State Key Laboratory of Chemical Resource Engineering, Department of Pharmaceutical Engineering, University of Chemical Technology, Beijing, People's Republic of China.
Mol Divers. 2022 Jun;26(3):1715-1730. doi: 10.1007/s11030-021-10300-9. Epub 2021 Oct 12.
Epidermal growth factor receptor (EGFR) has received widespread attention because it is an important target for anticancer drug design. Mutations in the EGFR, especially the T790M/L858R double mutation, have made cancer treatment more difficult. We herein built the structure-activity relationship models of small-molecule inhibitors on wild-type and T790M/L858R double-mutant EGFR with a whole dataset of 379 compounds. For 2D classification models, we used ECFP4 fingerprints to build support vector machine and random forest models and used SMILES to build self-attention recurrent neural network models. Each of all six models resulted in an accuracy of above 0.87 and the Matthews correlation coefficient value of above 0.76 on the test set, respectively. We concluded that inhibitors containing anilinoquinoline and methoxy or fluoro phenyl are highly active against wild EGFR. Substructures such as anilinopyrimidine, acrylamide, amino phenyl, methoxy phenyl, and thienopyrimidinyl amide appeared more in highly active inhibitors against double-mutant EGFR. We also used self-organizing map to cluster the inhibitors into six subsets based on ECFP4 fingerprints and analyzed the activity characteristics of different scaffolds in each subset. Among them, three datasets, which are based on pteridin, anilinopyrimidine, and anilinoquinoline scaffold, were selected to build 3D comparative molecular similarity analysis models individually. Models with the leave-one-out coefficient of determination (q) above 0.65 were selected, and five descriptor types (steric, electrostatic, hydrophobic, donor, and acceptor) were used to study the effects of side chains of inhibitors on the activity against wild-type and mutant-type EGFR.
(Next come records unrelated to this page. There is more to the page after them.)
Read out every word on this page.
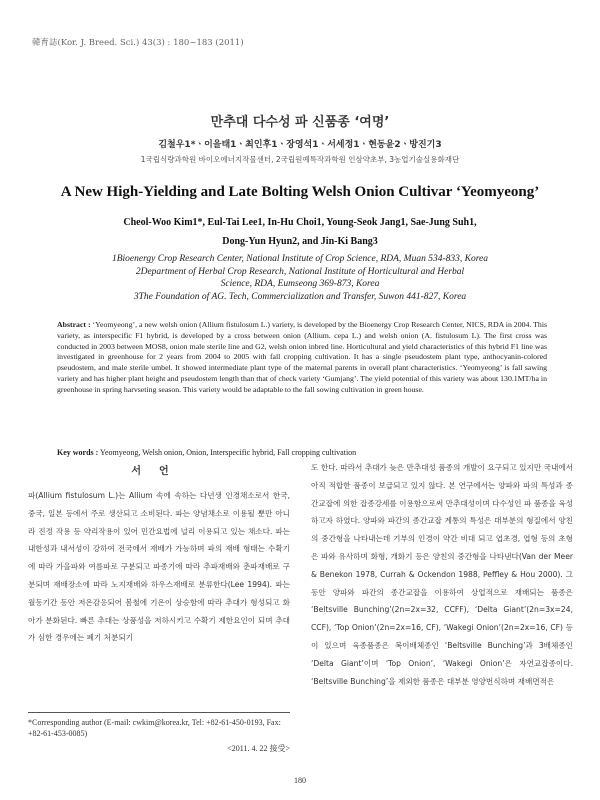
韓育誌(Kor. J. Breed. Sci.) 43(3) : 180~183 (2011)
만추대 다수성 파 신품종 ‘여명’
김철우1*ㆍ이을태1ㆍ최인후1ㆍ장영석1ㆍ서세정1ㆍ현동윤2ㆍ방진기3
1국립식량과학원 바이오에너지작물센터, 2국립원예특작과학원 인삼약초부, 3농업기술실용화재단
A New High-Yielding and Late Bolting Welsh Onion Cultivar ‘Yeomyeong’
Cheol-Woo Kim1*, Eul-Tai Lee1, In-Hu Choi1, Young-Seok Jang1, Sae-Jung Suh1,
Dong-Yun Hyun2, and Jin-Ki Bang3
1Bioenergy Crop Research Center, National Institute of Crop Science, RDA, Muan 534-833, Korea
2Department of Herbal Crop Research, National Institute of Horticultural and Herbal
Science, RDA, Eumseong 369-873, Korea
3The Foundation of AG. Tech, Commercialization and Transfer, Suwon 441-827, Korea
Abstract : ‘Yeomyeong’, a new welsh onion (Allium fistulosum L.) variety, is developed by the Bioenergy Crop Research Center, NICS, RDA in 2004. This variety, as interspecific F1 hybrid, is developed by a cross between onion (Allium. cepa L.) and welsh onion (A. fistulosum L). The first cross was conducted in 2003 between MOS8, onion male sterile line and G2, welsh onion inbred line. Horticultural and yield characteristics of this hybrid F1 line was investigated in greenhouse for 2 years from 2004 to 2005 with fall cropping cultivation. It has a single pseudostem plant type, anthocyanin-colored pseudostem, and male sterile umbel. It showed intermediate plant type of the maternal parents in overall plant characteristics. ‘Yeomyeong’ is fall sawing variety and has higher plant height and pseudostem length than that of check variety ‘Gumjang’. The yield potential of this variety was about 130.1MT/ha in greenhouse in spring harvseting season. This variety would be adaptable to the fall sowing cultivation in green house.
Key words : Yeomyeong, Welsh onion, Onion, Interspecific hybrid, Fall cropping cultivation
서언

파(Allium fistulosum L.)는 Allium 속에 속하는 다년생 인경채소로서 한국, 중국, 일본 등에서 주로 생산되고 소비된다. 파는 양념채소로 이용될 뿐만 아니라 진정 작용 등 약리작용이 있어 민간요법에 널리 이용되고 있는 채소다. 파는 내한성과 내서성이 강하여 전국에서 재배가 가능하며 파의 재배 형태는 수확기에 따라 가을파와 여름파로 구분되고 파종기에 따라 추파재배와 춘파재배로 구분되며 재배장소에 따라 노지재배와 하우스재배로 분류한다(Lee 1994). 파는 월동기간 동안 저온감응되어 봄철에 기온이 상승함에 따라 추대가 형성되고 화아가 분화된다. 빠른 추대는 상품성을 저하시키고 수확기 제한요인이 되며 추대가 심한 경우에는 폐기 처분되기

도 한다. 따라서 추대가 늦은 만추대성 품종의 개발이 요구되고 있지만 국내에서 아직 적합한 품종이 보급되고 있지 않다. 본 연구에서는 양파와 파의 특성과 종간교잡에 의한 잡종강세를 이용함으로써 만추대성이며 다수성인 파 품종을 육성하고자 하였다. 양파와 파간의 종간교잡 계통의 특성은 대부분의 형질에서 양친의 중간형을 나타내는데 기부의 인경이 약간 비대 되고 엽초경, 엽형 등의 초형은 파와 유사하며 화형, 개화기 등은 양친의 중간형을 나타낸다(Van der Meer & Benekon 1978, Currah & Ockendon 1988, Peffley & Hou 2000). 그동안 양파와 파간의 종간교잡을 이용하여 상업적으로 재배되는 품종은 ‘Beltsville Bunching’(2n=2x=32, CCFF), ‘Delta Giant’(2n=3x=24, CCF), ‘Top Onion’(2n=2x=16, CF), ‘Wakegi Onion’(2n=2x=16, CF) 등이 있으며 육종품종은 복이배체종인 ‘Beltsville Bunching’과 3배체종인 ‘Delta Giant’이며 ‘Top Onion’, ‘Wakegi Onion’은 자연교잡종이다. ‘Beltsville Bunching’을 제외한 품종은 대부분 영양번식하며 재배면적은

*Corresponding author (E-mail: cwkim@korea.kr, Tel: +82-61-450-0193, Fax: +82-61-453-0085)
<2011. 4. 22 接受>
180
表皮生长因子受体 (EGFR) 是抗肿瘤药物设计的重要靶点,受到广泛关注。EGFR 的突变,特别是 T790M/L858R 双突变,使得癌症治疗更加困难。我们在此构建了小分子抑制剂对野生型和 T790M/L858R 双突变 EGFR 的构效关系模型,该模型使用了 379 个化合物的全数据集。对于 2D 分类模型,我们使用 ECFP4 指纹构建支持向量机和随机森林模型,并使用 SMILES 构建自注意力递归神经网络模型。所有六个模型在测试集上的准确率均高于 0.87,马氏相关系数值均高于 0.76。我们得出结论,含有苯胺喹啉和甲氧基或氟苯基的抑制剂对野生型 EGFR 具有高度活性。在针对双突变 EGFR 的高度活性抑制剂中,出现了更多的亚结构,如苯胺嘧啶、丙烯酰胺、氨基苯基、甲氧基苯基和噻吩嘧啶酰胺。我们还使用自组织映射根据 ECFP4 指纹将抑制剂聚类成六个子集,并分析每个子集不同支架的活性特征。其中,选择了三个基于蝶啶、苯胺嘧啶和苯胺喹啉支架的数据集,分别构建 3D 比较分子相似性分析模型。选择了Leave-one-out 决定系数 (q) 高于 0.65 的模型,并使用了五种描述符类型(立体、静电、疏水、供体和受体)来研究抑制剂侧链对野生型和突变型 EGFR 活性的影响。